The question immediately arose: Are fields physically real or are they merely mathematical devices for determining the force? If the physical reality of fields is established, there is no need f or action at a distance. The answer to the question depends on what is meant by physical reality.
In his Materialism and Empirio-Criticism (1908), Lenin began his discussion of matter as a philosophical category by considering the dialectical connection between what he regarded as the two most fundamental categories of philosophy: matter and consciousness (see Matter). Among the criteria of materiality that he suggested are existence independent of, but appropriable by, our consciousness, ability to affect the senses (directly or indirectly), and existence in space and time. If objects meet these criteria, they are material objects. Fields giving rise to physical forces satisfy these criteria of materiality and are therefore physically real. A physical field that exerts a force on a physical body (in the Newtonian sense) is acting directly on the body and not acting at a distance.
Forces and Interactions
The term interaction is more general than that of force. Among the possible consequences of an interaction are not only a change in the state of motion, the immediate cause of which is a force, but also a wide range of qualitative changes in the state, such as vaporization, radioactive decay, and chemical changes. When interactions involve individual atoms or subatomic particles, the representation of the motion of a physical object in classical mechanics (macrophysics) as a sequence of precisely defined positions ceases to be generally adequate (see Physics). This inadequacy also applies to the representation of the spatially extended bodies themselves. The physics of the microworld (microphysics) does, however, borrow many concepts from macrophysics, and objects of the microworld (microobjects) are represented alternatively as particles, waves, and fields. Similarly, the macroscopic concept of force as the cause of a change in motion is carried over into the microworld.

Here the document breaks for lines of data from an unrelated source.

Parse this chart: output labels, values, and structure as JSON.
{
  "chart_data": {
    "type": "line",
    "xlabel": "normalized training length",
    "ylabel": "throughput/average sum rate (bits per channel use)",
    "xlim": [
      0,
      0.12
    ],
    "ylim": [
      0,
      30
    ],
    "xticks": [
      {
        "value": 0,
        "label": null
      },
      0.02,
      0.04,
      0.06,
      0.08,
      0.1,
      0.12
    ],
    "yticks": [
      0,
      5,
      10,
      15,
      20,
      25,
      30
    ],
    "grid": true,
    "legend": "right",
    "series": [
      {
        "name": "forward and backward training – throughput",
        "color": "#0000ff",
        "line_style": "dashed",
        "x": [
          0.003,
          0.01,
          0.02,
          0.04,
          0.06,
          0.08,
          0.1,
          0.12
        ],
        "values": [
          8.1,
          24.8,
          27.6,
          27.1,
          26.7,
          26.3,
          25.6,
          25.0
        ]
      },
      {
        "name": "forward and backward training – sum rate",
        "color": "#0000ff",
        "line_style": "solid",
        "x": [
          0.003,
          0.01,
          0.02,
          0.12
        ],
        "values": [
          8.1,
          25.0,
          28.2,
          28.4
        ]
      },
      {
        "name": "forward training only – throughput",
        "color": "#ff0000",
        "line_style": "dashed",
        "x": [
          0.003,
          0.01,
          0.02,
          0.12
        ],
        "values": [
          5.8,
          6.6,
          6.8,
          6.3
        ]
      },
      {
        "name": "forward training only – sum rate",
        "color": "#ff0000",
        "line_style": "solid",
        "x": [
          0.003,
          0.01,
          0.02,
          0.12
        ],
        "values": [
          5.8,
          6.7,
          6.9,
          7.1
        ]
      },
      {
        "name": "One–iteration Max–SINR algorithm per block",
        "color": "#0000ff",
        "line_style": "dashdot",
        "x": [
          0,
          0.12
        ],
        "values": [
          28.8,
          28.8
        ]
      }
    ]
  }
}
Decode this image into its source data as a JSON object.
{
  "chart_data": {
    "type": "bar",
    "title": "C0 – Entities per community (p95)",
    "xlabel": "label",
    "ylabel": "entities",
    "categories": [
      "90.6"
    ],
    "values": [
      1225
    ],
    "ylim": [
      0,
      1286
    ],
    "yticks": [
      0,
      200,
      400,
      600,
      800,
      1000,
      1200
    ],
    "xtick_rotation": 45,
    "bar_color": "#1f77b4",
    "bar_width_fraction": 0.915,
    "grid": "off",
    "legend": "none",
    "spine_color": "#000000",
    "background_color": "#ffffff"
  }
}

In the macroworld, the sources of forces are the gravitational and electromagnetic interactions. In the microworld, however, two additional forces or interactions are known at the present time, the hadronic (or strong) interaction and the weak interaction. The hadronic and weak interactions, take n together with the gravitational and electromagnetic interactions, are responsible for the existence of the smallest objects known, e.g., baryons, leptons, bosons, photons, mesons, quarks.
In the microworld, the absence of sharp boundaries that are used to characterize, say, a macroscopic solid spherical body affects the relationship between the concept of field and the physical body on which it exerts a force. The radius of the proton, for example, does not define a spherical surface marking a sharp boundary separating the “substance” of the proton from the space outside it, but rather a distance characterizing the spatial region in which the short-range hadronic interactions become significant. In this meaning of radius, the proton itself is a relatively (spatially) concentrated field rather than a physical body composed of some underlying substance with a sharp boundary. The change in motion, say, in a collision between two protons can then be viewed as the product of an interaction between fields. The concept of forces arising out of interactions between fields is not, however, limited to microphysics. In fact, Faraday’s original representation of fields by lines of force and Maxwell’s subsequent mathematical analysis of them involved the existence of stresses and tensions within the fields.